Necesitaba ese baño, necesitaba ese chapuzón, necesitaba calmar los calores de su cuerpo, aquellos que poco a poco la estaban dominando, aunque nadaba cuál sirena, su mente y sus ojos estaban en un puesto fijo, en el quien tampoco perdía la vista de ella, esa manera en que se sumergía en el mar, esa manera en que su hermoso cuerpo se desenvolvía como si danzara dentro del mar,
—Deberías disimular un poco ¿No crees? — Era Marcial, para quien era evidente el interés que ambos se tenían y no dudaba que en algún momento Alana o el mismo Edward cruzarían esa línea invisible que los separaba.
—No sé a qué te refieres, yo solo estoy cumpliendo con mi trabajo que es estar pendiente de ella hasta el día de mañana, solo eso nada más que eso. — Volviendo a fijar su mirada en ella, quien para disimular que también lo estaba viendo empezó a saludar para luego volver a sumergirse, cuando de pronto una idea recorrió su mente, ella estaba altamente calificada para manejar las motos de agua, pero eso era algo que Edward desconocía.
—La señorita Alana, puede parecer engreída y caprichosa, pero tiene un corazón de oro, me ayudo cuando no debía y siempre le voy a estar agradecido infinitamente.
—¿A que te refieres con eso? — Sintiendo en su interior una curiosidad por saber más de ella, muchas veces dicen que la curiosidad mato al gato o era al ratón.
—Mi esposa está enferma y necesitaba costear una operación que me era imposible y ella de manera desprendida me apoyo muy en contra de la opinión de su padre, la señorita tiene su propio fortuna herencia de su difunta madre, por eso su padre no pudo hacer nada y me quiso despedir, pero ella se negó y por primera se impuso a su padre, mostrando el carácter que pocas veces deja mostrar.
—Su padre es un hombre muy severo y de esos que ven las clases como requisito ¿O me equivoco?

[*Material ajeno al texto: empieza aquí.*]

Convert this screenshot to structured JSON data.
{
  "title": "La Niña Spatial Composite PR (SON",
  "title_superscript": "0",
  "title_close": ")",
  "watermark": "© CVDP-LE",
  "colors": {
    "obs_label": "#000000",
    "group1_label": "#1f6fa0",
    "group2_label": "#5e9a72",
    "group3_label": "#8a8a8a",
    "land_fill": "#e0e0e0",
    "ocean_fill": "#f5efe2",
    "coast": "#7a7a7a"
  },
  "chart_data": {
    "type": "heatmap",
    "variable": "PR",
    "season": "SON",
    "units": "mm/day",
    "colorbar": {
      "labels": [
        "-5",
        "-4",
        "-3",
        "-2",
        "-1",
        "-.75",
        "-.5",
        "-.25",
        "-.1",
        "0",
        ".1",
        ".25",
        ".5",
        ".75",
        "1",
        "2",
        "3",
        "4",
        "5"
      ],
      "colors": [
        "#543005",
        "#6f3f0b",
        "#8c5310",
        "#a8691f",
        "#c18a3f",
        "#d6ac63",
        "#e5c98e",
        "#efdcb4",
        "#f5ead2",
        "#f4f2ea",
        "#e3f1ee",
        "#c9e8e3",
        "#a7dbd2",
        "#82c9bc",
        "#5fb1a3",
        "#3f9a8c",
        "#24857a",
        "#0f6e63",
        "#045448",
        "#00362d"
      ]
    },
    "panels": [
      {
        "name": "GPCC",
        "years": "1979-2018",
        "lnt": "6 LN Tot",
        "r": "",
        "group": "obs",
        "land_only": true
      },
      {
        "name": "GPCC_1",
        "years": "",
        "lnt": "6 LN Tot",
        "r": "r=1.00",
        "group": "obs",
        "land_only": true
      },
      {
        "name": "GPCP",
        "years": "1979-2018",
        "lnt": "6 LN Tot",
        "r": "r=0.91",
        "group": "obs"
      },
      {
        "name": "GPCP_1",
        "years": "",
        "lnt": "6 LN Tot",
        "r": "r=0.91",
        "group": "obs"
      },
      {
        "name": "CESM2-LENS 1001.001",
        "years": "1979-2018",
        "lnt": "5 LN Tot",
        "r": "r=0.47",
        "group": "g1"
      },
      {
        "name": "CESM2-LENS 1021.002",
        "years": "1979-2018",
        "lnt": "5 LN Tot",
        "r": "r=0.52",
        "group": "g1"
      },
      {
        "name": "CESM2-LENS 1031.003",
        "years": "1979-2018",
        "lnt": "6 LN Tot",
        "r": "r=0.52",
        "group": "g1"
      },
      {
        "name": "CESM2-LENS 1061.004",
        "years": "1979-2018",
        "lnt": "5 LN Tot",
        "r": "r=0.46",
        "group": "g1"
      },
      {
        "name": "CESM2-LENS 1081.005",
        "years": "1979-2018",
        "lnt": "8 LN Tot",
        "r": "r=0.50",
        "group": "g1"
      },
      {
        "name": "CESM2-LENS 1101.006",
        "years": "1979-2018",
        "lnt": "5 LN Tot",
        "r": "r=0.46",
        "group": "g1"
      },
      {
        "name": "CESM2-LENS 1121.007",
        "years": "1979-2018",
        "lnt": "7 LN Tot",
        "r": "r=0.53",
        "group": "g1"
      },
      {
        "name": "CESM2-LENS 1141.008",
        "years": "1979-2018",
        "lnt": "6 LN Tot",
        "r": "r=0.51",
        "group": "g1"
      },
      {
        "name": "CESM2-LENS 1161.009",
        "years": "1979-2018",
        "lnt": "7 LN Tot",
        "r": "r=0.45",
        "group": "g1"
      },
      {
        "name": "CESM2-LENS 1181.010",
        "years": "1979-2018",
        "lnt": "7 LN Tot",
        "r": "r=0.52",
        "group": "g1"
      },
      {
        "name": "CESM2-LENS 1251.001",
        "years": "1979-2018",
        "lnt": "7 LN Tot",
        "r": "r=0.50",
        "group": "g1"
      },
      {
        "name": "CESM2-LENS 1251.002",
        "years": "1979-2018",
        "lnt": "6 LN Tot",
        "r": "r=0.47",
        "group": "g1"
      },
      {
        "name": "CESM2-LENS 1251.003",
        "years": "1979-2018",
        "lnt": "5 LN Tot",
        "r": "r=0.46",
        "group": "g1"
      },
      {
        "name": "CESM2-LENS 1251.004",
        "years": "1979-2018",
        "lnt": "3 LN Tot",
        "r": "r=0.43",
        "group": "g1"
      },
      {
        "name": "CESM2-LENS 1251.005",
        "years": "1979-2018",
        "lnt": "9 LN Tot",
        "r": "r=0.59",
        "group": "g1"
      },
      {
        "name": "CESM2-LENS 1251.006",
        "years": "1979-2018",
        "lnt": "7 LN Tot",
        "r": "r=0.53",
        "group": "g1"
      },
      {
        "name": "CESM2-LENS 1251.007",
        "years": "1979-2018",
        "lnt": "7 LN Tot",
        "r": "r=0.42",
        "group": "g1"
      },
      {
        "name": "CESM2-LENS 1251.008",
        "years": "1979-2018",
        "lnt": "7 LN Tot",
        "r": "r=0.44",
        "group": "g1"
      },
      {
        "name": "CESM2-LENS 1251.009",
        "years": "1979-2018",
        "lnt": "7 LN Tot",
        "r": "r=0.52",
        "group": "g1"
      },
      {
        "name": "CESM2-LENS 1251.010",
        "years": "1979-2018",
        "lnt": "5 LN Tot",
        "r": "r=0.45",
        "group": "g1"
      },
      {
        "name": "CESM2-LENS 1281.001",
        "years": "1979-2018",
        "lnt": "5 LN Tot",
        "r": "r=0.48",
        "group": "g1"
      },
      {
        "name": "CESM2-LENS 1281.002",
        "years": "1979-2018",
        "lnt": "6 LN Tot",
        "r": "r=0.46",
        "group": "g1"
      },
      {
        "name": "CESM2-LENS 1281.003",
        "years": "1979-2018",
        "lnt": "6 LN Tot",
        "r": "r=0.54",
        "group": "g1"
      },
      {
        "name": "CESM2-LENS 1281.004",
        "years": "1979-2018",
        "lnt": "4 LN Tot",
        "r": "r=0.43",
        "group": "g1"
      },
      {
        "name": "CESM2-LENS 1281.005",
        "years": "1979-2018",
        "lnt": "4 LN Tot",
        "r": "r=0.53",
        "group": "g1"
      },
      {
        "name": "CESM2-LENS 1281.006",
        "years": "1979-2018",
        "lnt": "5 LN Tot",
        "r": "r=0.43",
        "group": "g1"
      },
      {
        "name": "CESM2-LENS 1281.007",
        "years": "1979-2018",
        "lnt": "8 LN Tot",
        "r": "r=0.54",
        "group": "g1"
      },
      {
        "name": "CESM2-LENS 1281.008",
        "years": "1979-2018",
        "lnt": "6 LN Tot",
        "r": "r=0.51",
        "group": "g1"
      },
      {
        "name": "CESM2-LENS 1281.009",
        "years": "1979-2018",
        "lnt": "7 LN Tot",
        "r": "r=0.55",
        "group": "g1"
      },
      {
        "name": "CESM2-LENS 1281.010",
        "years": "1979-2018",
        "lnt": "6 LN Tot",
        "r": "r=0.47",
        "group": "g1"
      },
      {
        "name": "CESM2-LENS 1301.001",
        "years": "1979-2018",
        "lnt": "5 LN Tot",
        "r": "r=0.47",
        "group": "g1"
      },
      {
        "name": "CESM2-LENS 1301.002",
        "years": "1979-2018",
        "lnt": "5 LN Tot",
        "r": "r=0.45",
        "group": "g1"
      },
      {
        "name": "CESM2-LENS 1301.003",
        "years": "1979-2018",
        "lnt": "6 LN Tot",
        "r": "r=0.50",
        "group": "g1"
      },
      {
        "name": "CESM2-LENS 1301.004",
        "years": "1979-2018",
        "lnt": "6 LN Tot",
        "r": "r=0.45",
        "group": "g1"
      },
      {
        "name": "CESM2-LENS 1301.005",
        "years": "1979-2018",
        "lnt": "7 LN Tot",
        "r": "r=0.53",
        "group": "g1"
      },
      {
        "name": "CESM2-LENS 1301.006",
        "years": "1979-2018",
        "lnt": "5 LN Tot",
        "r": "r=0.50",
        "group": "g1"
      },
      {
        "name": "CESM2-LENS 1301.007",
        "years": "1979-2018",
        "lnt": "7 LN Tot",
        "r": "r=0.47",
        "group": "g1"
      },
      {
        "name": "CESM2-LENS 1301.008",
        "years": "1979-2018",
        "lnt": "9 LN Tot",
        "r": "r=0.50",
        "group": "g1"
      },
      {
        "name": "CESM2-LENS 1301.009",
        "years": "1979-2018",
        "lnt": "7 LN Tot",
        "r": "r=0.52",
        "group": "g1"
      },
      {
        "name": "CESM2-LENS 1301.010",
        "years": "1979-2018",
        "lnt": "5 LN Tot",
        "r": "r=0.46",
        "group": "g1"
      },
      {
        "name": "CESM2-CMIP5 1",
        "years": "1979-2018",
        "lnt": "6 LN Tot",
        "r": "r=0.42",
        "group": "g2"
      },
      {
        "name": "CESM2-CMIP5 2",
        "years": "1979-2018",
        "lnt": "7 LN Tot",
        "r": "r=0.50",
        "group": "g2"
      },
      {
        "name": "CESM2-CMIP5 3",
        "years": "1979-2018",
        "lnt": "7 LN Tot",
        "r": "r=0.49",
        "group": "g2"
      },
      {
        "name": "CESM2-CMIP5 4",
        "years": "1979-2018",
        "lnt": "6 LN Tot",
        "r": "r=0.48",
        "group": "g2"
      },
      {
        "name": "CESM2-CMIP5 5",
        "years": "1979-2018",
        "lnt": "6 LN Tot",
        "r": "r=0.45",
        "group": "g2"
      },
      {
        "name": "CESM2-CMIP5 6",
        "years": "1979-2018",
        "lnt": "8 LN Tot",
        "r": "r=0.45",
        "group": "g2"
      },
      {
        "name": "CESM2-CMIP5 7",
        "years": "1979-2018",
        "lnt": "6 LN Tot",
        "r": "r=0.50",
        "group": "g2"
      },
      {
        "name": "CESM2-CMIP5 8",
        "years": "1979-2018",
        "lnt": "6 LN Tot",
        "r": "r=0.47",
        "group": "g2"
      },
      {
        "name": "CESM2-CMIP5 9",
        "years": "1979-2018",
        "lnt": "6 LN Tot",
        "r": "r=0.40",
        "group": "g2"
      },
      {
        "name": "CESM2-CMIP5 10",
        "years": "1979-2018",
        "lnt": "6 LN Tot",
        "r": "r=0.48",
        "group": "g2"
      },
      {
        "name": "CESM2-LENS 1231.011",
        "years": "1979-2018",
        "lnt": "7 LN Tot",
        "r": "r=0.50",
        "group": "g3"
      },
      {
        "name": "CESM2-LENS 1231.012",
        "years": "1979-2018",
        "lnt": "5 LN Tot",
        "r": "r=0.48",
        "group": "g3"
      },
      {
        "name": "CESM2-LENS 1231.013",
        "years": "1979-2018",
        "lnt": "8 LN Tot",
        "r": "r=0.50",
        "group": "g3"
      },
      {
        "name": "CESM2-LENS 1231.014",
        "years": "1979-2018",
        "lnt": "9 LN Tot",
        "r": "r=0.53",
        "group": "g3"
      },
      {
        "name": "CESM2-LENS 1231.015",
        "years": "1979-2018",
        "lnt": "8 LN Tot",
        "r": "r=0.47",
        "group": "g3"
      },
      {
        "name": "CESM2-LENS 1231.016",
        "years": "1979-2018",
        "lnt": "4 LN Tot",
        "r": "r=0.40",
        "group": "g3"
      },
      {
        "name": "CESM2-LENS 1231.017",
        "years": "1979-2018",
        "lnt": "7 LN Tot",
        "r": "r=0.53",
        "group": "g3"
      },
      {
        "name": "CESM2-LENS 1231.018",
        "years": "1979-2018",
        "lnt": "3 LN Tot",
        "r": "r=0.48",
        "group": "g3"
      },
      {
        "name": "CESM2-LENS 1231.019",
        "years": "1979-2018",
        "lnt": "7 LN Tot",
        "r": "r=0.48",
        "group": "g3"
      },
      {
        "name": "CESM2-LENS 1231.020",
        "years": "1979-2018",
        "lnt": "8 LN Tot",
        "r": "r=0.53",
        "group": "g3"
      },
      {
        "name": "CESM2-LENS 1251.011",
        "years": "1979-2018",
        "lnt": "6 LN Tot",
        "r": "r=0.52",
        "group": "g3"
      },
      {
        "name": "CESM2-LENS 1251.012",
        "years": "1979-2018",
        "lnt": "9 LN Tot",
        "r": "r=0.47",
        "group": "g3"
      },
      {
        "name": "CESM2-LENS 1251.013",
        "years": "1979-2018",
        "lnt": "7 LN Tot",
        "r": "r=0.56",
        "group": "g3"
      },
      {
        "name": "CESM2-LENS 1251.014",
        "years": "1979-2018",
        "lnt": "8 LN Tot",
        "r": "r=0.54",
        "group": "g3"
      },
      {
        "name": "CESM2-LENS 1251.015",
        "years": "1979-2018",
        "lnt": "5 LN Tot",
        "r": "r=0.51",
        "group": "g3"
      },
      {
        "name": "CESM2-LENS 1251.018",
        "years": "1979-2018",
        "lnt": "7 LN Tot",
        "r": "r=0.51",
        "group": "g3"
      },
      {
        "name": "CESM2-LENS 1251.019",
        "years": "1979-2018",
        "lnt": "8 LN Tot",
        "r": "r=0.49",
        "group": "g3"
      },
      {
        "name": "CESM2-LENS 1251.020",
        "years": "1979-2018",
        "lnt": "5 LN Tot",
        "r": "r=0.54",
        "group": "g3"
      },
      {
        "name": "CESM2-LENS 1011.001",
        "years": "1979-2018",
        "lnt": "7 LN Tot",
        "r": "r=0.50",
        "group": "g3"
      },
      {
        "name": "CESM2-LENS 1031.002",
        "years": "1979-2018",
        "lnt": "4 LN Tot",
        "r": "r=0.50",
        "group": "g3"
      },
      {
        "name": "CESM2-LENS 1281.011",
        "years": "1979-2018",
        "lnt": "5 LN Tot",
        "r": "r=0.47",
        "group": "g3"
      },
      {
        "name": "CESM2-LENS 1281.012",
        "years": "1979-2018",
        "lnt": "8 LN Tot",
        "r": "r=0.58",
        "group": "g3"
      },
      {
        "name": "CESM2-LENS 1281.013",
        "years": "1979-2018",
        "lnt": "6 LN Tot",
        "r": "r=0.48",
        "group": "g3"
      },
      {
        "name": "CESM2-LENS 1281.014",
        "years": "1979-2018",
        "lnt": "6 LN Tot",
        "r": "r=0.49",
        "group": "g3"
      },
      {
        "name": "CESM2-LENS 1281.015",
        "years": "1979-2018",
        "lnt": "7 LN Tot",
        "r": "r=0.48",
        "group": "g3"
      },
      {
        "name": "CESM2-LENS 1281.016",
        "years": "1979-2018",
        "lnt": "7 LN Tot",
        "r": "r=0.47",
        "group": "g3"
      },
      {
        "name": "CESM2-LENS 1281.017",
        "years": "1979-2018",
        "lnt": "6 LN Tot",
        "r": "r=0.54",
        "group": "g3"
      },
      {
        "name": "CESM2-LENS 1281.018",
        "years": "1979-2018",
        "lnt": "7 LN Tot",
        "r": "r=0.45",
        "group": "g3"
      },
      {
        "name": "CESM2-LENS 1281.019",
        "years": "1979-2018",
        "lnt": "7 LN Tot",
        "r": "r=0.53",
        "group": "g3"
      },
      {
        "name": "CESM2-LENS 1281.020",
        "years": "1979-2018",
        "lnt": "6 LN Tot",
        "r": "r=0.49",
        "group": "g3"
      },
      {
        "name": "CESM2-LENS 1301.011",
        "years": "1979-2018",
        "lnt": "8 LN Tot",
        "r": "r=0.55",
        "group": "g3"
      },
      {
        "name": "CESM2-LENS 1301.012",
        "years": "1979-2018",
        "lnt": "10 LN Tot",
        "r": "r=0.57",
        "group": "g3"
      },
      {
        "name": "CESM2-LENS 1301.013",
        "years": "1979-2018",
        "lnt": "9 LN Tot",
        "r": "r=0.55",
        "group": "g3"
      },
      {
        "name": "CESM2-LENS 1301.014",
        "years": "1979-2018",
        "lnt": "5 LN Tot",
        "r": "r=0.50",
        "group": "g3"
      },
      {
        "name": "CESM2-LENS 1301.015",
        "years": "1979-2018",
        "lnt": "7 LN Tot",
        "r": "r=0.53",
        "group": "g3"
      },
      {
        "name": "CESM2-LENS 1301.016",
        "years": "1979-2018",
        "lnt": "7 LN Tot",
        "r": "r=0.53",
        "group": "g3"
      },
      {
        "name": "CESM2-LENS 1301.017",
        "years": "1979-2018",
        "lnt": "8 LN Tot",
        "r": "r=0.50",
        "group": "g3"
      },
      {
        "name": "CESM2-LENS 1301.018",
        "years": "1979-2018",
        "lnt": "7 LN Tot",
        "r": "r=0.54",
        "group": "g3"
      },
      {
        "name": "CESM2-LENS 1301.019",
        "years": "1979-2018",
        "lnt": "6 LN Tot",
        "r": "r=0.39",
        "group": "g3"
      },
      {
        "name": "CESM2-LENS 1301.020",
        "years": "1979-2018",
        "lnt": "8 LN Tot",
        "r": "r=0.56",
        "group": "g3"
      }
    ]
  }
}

—Mucho más que eso, ese señor es el diablo en persona, la única que no lo ve así es su hija, ella adora a su padre y siempre lo ha obedecido, pero en raras ocasiones se pone en contra, supe que la señorita está en la universidad, su padre no quiera, él quería que su hija se prepare para ser esposa lo cual me parece algo tonto, la señorita es muy inteligente y su talento sería desperdiciado, aun así está estudiando y su padre no le quedo de otra que aceptar todo porque está estudiando cosas de modas o ropa no recuerdo bien, el talento de la difunta señora Gold, es lo que ella ha heredado.
Dicen que las apariencias engañan se repetía él una y otra vez hasta que la sirena salió del mar, se acercó a él y aunque lo salpico un poco por el agua, mirarla era hipnotizante.
—Voy a dar un paseo en moto, pero eso si me da algo de temor a veces las corrientes pueden ser traicioneras, por eso necesito que usted sea mi piloto, ¿Sabe manejar esos vehículos?
—Si— Un orgulloso si acompañado de un brillo libidinosos en sus ojos que gracias a las gafas pudo ocultar. No hubo protestas de que eso no estaba dentro de sus funciones, nadie se quejó y Marcial solo sonreía.
—Dicen que más rápido cae un hablador de un cojo.